Consulting group Oliver Wyman conducted the tests on 14 of Spain’s largest lenders, concluding that seven of the banks would need capital infusions if Spain’s economy was to severely contract in the next three years.

The seven other banks, including Banco Santander, Banco Bilbao Vizcaya Argentaria and Caixabank, don’t need capital infusions, the results found.

Spain is deeply in debt to foreign creditors and its ability to borrow has been severely hampered by rising interest rates caused by doubts over Spain's solvency. The Spanish government authorized the stress tests in an effort to convince European fiscal leaders and potential lenders that serious financial reform is in the works.

In June, Eurozone leaders agreed to a 100 billion euro line of credit for Spain. The stress tests were conducted to determine how much of that credit line the banks would need in an emergency. 

The stress tests assessed capital needs for the banks should Spain’s economy contract by 6.5% between 2012 and 2014.

The Dow Jones Industrial average recovered some losses following the release of the better-than-expected results. The Dow was recently down 50 points, off session lows.

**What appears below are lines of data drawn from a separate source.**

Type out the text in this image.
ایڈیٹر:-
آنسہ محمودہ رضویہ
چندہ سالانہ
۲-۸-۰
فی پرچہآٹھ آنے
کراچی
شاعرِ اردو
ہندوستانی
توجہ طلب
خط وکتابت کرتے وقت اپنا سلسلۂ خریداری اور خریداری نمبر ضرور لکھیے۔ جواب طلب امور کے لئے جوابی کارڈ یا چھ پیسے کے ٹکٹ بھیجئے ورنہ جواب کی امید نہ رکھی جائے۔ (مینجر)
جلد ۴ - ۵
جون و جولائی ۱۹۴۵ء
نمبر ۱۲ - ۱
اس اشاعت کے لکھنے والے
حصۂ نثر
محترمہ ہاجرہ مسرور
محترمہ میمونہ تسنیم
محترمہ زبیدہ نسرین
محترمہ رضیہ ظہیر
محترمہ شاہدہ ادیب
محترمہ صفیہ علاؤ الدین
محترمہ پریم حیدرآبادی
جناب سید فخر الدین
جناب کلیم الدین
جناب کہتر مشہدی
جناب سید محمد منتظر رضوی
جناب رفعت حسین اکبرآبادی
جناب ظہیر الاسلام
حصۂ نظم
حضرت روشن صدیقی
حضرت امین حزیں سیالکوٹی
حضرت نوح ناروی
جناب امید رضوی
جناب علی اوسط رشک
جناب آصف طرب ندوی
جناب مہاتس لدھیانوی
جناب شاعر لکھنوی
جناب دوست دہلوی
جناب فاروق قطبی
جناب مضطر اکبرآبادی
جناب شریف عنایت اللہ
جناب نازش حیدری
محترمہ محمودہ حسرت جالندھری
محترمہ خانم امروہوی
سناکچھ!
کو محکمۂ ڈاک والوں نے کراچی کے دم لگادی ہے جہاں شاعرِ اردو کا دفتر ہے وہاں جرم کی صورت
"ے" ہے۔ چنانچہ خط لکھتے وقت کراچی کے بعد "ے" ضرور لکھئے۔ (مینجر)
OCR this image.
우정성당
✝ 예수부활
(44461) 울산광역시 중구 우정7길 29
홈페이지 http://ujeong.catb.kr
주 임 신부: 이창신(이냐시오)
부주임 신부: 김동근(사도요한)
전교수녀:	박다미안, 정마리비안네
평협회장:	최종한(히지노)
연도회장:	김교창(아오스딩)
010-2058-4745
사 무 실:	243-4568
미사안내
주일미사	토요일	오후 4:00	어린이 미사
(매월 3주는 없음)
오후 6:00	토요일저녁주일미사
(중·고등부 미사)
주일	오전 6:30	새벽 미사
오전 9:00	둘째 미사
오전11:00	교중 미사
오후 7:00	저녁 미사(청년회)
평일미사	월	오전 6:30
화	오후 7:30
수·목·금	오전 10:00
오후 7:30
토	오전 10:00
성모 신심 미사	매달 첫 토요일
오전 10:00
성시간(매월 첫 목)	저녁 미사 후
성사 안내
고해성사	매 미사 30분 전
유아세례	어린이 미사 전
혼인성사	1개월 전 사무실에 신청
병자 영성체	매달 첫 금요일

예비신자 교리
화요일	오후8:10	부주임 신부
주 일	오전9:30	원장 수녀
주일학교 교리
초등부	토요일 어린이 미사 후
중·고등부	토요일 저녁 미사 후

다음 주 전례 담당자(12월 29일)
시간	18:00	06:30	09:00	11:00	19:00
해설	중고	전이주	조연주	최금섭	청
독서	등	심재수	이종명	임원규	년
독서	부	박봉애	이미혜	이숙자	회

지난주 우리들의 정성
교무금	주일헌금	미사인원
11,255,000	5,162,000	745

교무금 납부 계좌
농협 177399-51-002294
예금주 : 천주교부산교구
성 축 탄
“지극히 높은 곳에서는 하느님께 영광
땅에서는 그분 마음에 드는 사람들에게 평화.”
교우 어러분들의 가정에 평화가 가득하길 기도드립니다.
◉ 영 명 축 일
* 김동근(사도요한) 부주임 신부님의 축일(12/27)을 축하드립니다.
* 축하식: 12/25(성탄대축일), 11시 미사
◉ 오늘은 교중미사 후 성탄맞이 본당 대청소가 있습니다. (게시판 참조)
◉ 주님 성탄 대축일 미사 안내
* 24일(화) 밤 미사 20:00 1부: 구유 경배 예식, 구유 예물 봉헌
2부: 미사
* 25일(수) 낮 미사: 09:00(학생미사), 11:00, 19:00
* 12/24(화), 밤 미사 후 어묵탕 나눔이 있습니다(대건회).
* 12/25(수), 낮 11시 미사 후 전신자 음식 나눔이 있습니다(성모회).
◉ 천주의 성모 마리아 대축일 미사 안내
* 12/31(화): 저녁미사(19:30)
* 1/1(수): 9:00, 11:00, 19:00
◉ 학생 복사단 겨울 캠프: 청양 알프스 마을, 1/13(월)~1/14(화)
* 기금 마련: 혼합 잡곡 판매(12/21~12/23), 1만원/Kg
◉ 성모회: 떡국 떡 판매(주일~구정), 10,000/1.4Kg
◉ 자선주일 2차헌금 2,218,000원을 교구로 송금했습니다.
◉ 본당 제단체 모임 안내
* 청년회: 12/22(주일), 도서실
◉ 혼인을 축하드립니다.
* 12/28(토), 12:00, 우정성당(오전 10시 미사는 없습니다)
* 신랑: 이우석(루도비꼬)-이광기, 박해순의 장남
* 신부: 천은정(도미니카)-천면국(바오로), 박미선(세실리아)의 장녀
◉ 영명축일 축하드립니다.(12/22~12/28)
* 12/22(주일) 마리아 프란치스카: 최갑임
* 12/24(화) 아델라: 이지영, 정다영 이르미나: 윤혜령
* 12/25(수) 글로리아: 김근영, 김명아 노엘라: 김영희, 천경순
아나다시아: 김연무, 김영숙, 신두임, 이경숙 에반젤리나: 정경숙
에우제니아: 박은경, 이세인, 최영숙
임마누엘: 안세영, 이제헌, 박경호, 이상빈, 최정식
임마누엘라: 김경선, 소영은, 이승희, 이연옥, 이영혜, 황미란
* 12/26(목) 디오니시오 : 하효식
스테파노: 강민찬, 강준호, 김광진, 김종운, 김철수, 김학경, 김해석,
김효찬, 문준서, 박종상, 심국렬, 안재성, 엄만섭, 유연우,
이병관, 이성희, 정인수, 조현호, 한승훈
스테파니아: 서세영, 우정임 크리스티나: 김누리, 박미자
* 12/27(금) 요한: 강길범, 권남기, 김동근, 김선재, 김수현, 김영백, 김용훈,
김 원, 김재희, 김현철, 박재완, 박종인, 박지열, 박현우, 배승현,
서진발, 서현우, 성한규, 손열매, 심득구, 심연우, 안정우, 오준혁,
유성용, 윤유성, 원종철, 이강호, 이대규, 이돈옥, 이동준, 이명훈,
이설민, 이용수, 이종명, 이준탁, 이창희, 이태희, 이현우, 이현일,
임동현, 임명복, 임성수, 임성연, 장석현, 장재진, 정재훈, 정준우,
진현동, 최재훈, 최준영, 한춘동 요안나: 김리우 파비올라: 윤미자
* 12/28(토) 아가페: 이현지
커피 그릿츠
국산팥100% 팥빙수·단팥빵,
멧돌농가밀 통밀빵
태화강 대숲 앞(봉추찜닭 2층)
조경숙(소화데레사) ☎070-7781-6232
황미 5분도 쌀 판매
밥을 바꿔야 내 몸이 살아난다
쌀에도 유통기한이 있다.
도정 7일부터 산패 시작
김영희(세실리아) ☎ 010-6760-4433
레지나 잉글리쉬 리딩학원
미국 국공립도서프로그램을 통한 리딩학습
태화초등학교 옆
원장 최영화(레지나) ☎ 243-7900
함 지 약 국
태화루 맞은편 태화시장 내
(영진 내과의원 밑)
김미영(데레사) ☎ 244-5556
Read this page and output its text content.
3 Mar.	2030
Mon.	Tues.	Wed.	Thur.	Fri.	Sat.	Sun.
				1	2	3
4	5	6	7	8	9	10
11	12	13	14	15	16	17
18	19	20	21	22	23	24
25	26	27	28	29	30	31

In a press release, the consulting group that oversaw the tests said, “The capital needs identified are the result of a very extensive and detailed analysis of the value of credit portfolios and foreclosed assets, and of the capacity of the banks to absorb losses over the next three years under a very adverse scenario.”

As had been widely predicted, three banks nationalized by the Spanish government in the past year as the country’s debt crisis has magnified were cited as having the largest capital shortfalls. They are Bankia SA, which needs 24.74 billion euros; Novagalicia Banco, which needs 7.18 billion euros; and Catalunya Bank, which needs 10.83 billion euros, according to the report.

The report said these banks are already working with Spanish and European fiscal leaders on restructuring plans.

Spain is one of several European countries struggling under the weight of burdensome debt, stagnant growth and unsustainable government spending levels. Greece, Portugal and Italy have also struggled to meet debt payments as government costs, including pensions and other employee benefits, have escalated in recent years.

On Thursday Spain’s government said it would pass 43 new laws in the next six months, all designed to scale back government spending and ease the country's debt burden.